We have invoked the fetch data task, obtained the data from there and sent it over to the process data task. The dependencies between the tasks and the passing of data between these tasks which could be running on different workers on different nodes on the network is all handled by Airflow. All of the XCom usage for data passing between these tasks is abstracted away from the DAG author in Airflow 2.0. However, XCom variables are used behind the scenes and can be viewed using the Airflow UI as necessary for debugging or DAG monitoring. Similarly, task dependencies are automatically generated within TaskFlows based on the functional invocation of tasks. In Airflow 1.x, tasks had to be explicitly created and dependencies specified as shown below.

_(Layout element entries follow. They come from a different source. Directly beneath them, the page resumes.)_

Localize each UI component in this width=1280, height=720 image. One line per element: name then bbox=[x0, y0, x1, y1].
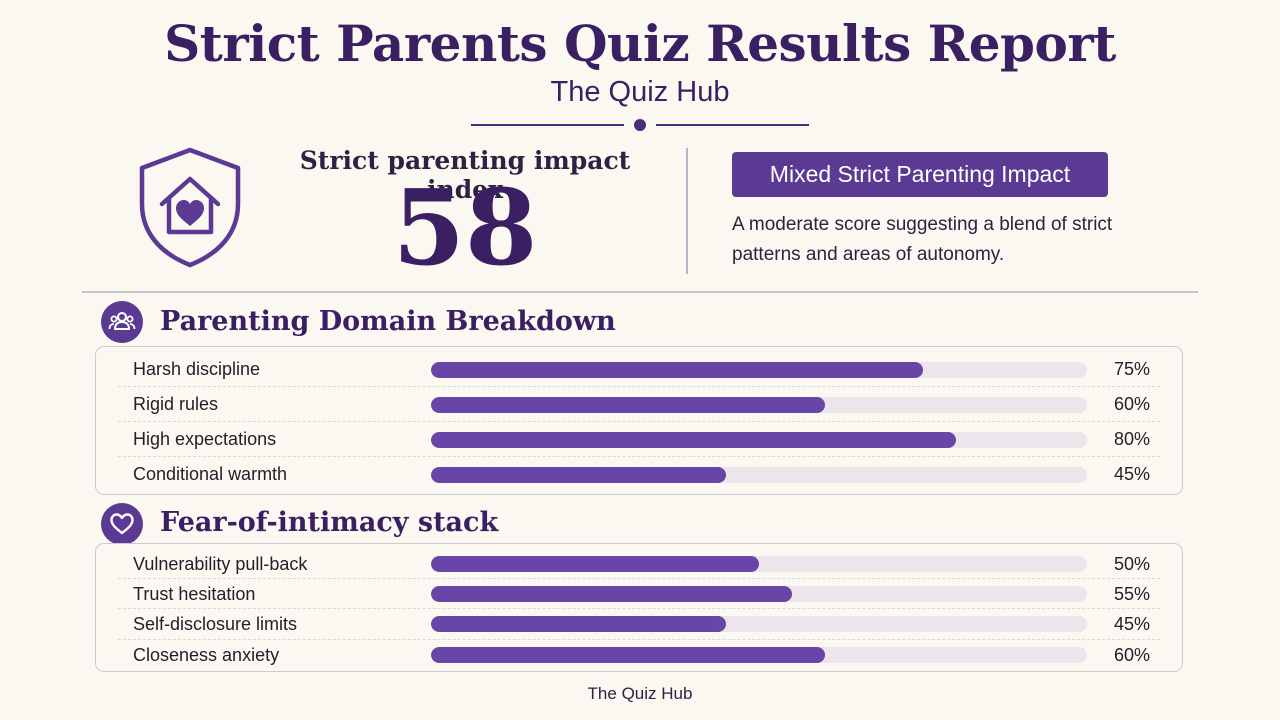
people-group-icon bbox=[101, 301, 143, 343]
intimacy-panel: Vulnerability pull-back 50% Trust hesita… bbox=[95, 543, 1183, 672]
domain-section-title: Parenting Domain Breakdown bbox=[160, 306, 616, 337]
row-separator bbox=[118, 578, 1160, 579]
row-separator bbox=[118, 421, 1160, 422]
shield-home-heart-icon bbox=[139, 147, 241, 268]
result-description: A moderate score suggesting a blend of s… bbox=[732, 214, 1113, 265]
domain-row-bar bbox=[431, 362, 923, 378]
domain-row-label: Rigid rules bbox=[133, 394, 219, 414]
intimacy-row-value: 60% bbox=[1113, 645, 1150, 665]
footer-text: The Quiz Hub bbox=[587, 684, 693, 703]
intimacy-row-bar bbox=[431, 586, 792, 602]
domain-row-track bbox=[431, 467, 1087, 483]
domain-panel: Harsh discipline 75% Rigid rules 60% Hig… bbox=[95, 346, 1183, 495]
domain-row-bar bbox=[431, 467, 727, 483]
section-divider bbox=[82, 291, 1198, 293]
intimacy-row-track bbox=[431, 586, 1087, 602]
row-separator bbox=[118, 456, 1160, 457]
title-divider-left bbox=[471, 124, 624, 126]
row-separator bbox=[118, 386, 1160, 387]
row-separator bbox=[118, 608, 1160, 609]
intimacy-row-label: Vulnerability pull-back bbox=[133, 554, 308, 574]
impact-index-value: 58 bbox=[392, 166, 538, 289]
intimacy-row-bar bbox=[431, 647, 825, 663]
domain-row-track bbox=[431, 397, 1087, 413]
intimacy-row-track bbox=[431, 647, 1087, 663]
impact-index-label: Strict parenting impact index bbox=[299, 146, 631, 204]
intimacy-row-value: 50% bbox=[1113, 554, 1150, 574]
intimacy-row-value: 55% bbox=[1113, 584, 1150, 604]
intimacy-row-label: Trust hesitation bbox=[133, 584, 256, 604]
domain-row-label: Harsh discipline bbox=[133, 359, 261, 379]
intimacy-row-value: 45% bbox=[1113, 614, 1150, 634]
title-divider-right bbox=[656, 124, 809, 126]
domain-row-label: High expectations bbox=[133, 429, 277, 449]
intimacy-row-track bbox=[431, 616, 1087, 632]
intimacy-row-label: Closeness anxiety bbox=[133, 645, 280, 665]
domain-row-label: Conditional warmth bbox=[133, 464, 288, 484]
intimacy-section-title: Fear-of-intimacy stack bbox=[160, 507, 499, 538]
domain-row-value: 60% bbox=[1113, 394, 1150, 414]
domain-row-value: 75% bbox=[1113, 359, 1150, 379]
domain-row-track bbox=[431, 362, 1087, 378]
domain-row-bar bbox=[431, 432, 956, 448]
intimacy-row-bar bbox=[431, 616, 727, 632]
domain-row-track bbox=[431, 432, 1087, 448]
intimacy-row-track bbox=[431, 556, 1087, 572]
intimacy-row-bar bbox=[431, 556, 759, 572]
row-separator bbox=[118, 639, 1160, 640]
domain-row-value: 80% bbox=[1113, 429, 1150, 449]
report-title: Strict Parents Quiz Results Report bbox=[164, 14, 1116, 73]
domain-row-bar bbox=[431, 397, 825, 413]
result-badge: Mixed Strict Parenting Impact bbox=[732, 152, 1108, 197]
heart-icon bbox=[101, 503, 143, 545]
domain-row-value: 45% bbox=[1113, 464, 1150, 484]
vertical-divider bbox=[686, 148, 688, 274]
intimacy-row-label: Self-disclosure limits bbox=[133, 614, 298, 634]
title-divider-dot bbox=[634, 119, 646, 131]
report-subtitle: The Quiz Hub bbox=[550, 76, 730, 108]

Deep dive into Airflow executors

In Airflow's architecture, executors determine how tasks within DAGs are executed. Airflow support many type of executor, for example, the SequentialExecutor, This is the default executor, it executes tasks sequentially, used mainly for testing or local development, the LocalExecutor runs tasks in parallel on a single machine but lacks distribution across multiple nodes, KubernetesExecutor and CeleryExecutor...

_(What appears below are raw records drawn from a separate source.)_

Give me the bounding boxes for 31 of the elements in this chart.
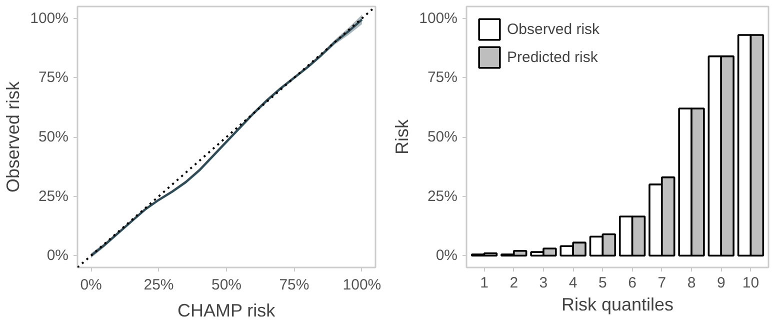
- x-tick-label: 3: [539, 274, 548, 292]
- legend-label: Predicted risk: [507, 48, 598, 68]
- x-tick-label: 9: [716, 274, 726, 292]
- x-axis-title: Risk quantiles: [561, 294, 674, 314]
- x-tick-label: 2: [510, 274, 518, 292]
- y-axis-title: Risk: [392, 118, 412, 154]
- y-tick-label: 25%: [427, 188, 458, 205]
- x-tick-label: 4: [568, 274, 578, 292]
- y-tick-label: 0%: [46, 247, 69, 264]
- x-tick-label: 6: [628, 274, 636, 292]
- y-tick-label: 50%: [38, 128, 69, 146]
- x-tick-label: 75%: [279, 276, 310, 294]
- x-tick-label: 5: [598, 274, 607, 292]
- y-tick-label: 50%: [427, 128, 458, 146]
- y-tick-label: 100%: [30, 10, 69, 27]
- x-tick-label: 0%: [80, 276, 102, 294]
- x-tick-label: 100%: [342, 276, 382, 294]
- x-tick-label: 1: [480, 274, 488, 292]
- y-tick-label: 75%: [427, 69, 458, 86]
- y-axis-title: Observed risk: [3, 80, 24, 193]
- y-tick-label: 0%: [436, 247, 458, 264]
- x-tick-label: 50%: [211, 276, 242, 294]
- x-tick-label: 7: [658, 274, 666, 292]
- legend-label: Observed risk: [507, 20, 600, 40]
- x-tick-label: 25%: [144, 276, 174, 294]
- x-axis-title: CHAMP risk: [178, 300, 276, 320]
- y-tick-label: 25%: [38, 188, 69, 205]
- y-tick-label: 75%: [38, 69, 69, 86]
- x-tick-label: 10: [742, 274, 760, 292]
- x-tick-label: 8: [687, 274, 696, 292]
- y-tick-label: 100%: [419, 10, 458, 27]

Setting Up Celery Executor

For production environments, CeleryExecutor or KubernetesExecutor are commonly chosen due to their ability to handle distributed, parallel task execution across multiple workers or containers. In the next section, we will see how to use celery as executor. Check out this course if you want to learn how to create workflows using celery.

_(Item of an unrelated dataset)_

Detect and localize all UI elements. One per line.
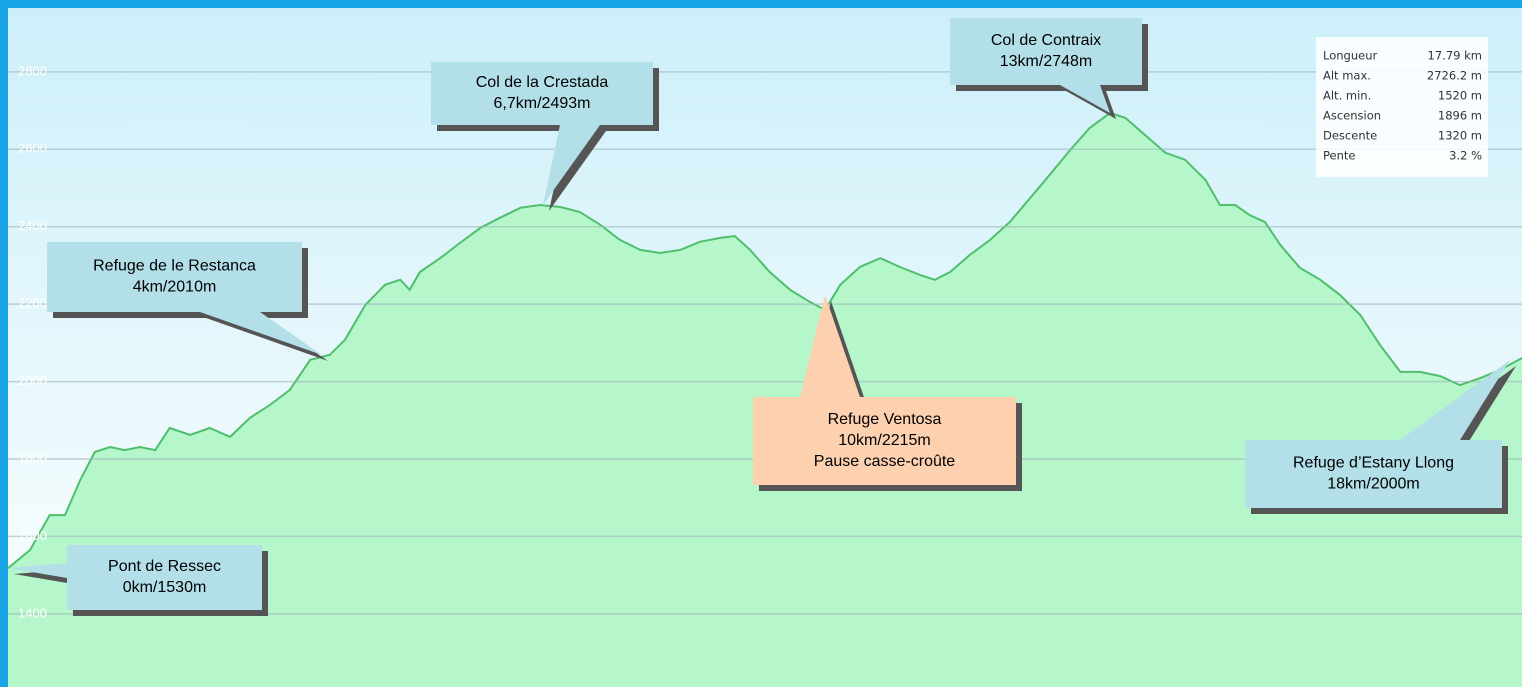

Celery is one of the most popular executors for Airflow and is particularly useful for scaling workflows across multiple machines. This executor allow to run multiple tasks in parallel across a distributed system and simplify the scalability by adding more workers.

To use CeleryExecutor, configure it in your `airflow.cfg` file, as follow:

1
2[core]
3executor = CeleryExecutor
4[celery]
5broker_url = redis://localhost:6379/0 # or RabbitMQ, e.g., amqp://localhost
6result_backend = db+postgresql://user:password@localhost/airflow # Task results storage
7

Build your own executor

The best thing about Airflow is that it's highly extensively, The core functionality of Airflow (such as authentication) can also be extended to leverage external services. Executors are the mechanism by which task instances get run. There are several executor implementations built-in Airflow, each with their own unique characteristics and capabilities.

If you have a private tool/service for task execution that is only available to you or your organization. You may consider Building your own executor. All Airflow executors implement a common interface so that they are pluggable and any executor has access to all abilities and integrations within Airflow. The Airflow scheduler uses this interface to interact with the executor. The public interface is the BaseExecutor. For more information about Airflow's public interface see Public Interface of Airflow https://airflow.apache.org/docs/apache-airflow/stable/core-concepts/executor/index.html

Wrap Up

Apache Airflow is a powerful tool for managing workflows, especially in data engineering. With Airflow, you can automate and monitor pipelines with ease, improving the efficiency and reliability of your workflows. By following this guide, you should have a solid understanding of the basics of Airflow and how to get started with building and managing DAGs.

In this article, we covered:

  • Airflow's core concepts
  • How to create and run a DAG
  • Advanced concepts, including branching and XCom

With this knowledge, you can start leveraging Apache Airflow to automate complex data pipelines and workflows. While building your Workflow using Airflow, you should consider the following best practices:

  • Organize code into reusable components, especially when tasks share similar logic. This makes debugging easier and reduces redundant code.
  • Tasks should be idempotent they should produce the same result if run multiple times. This is particularly important if tasks need to be retried due to failures.
  • Set retries and use `try-except` blocks within tasks to handle errors gracefully. Additionally, configure alerts for failed DAG runs.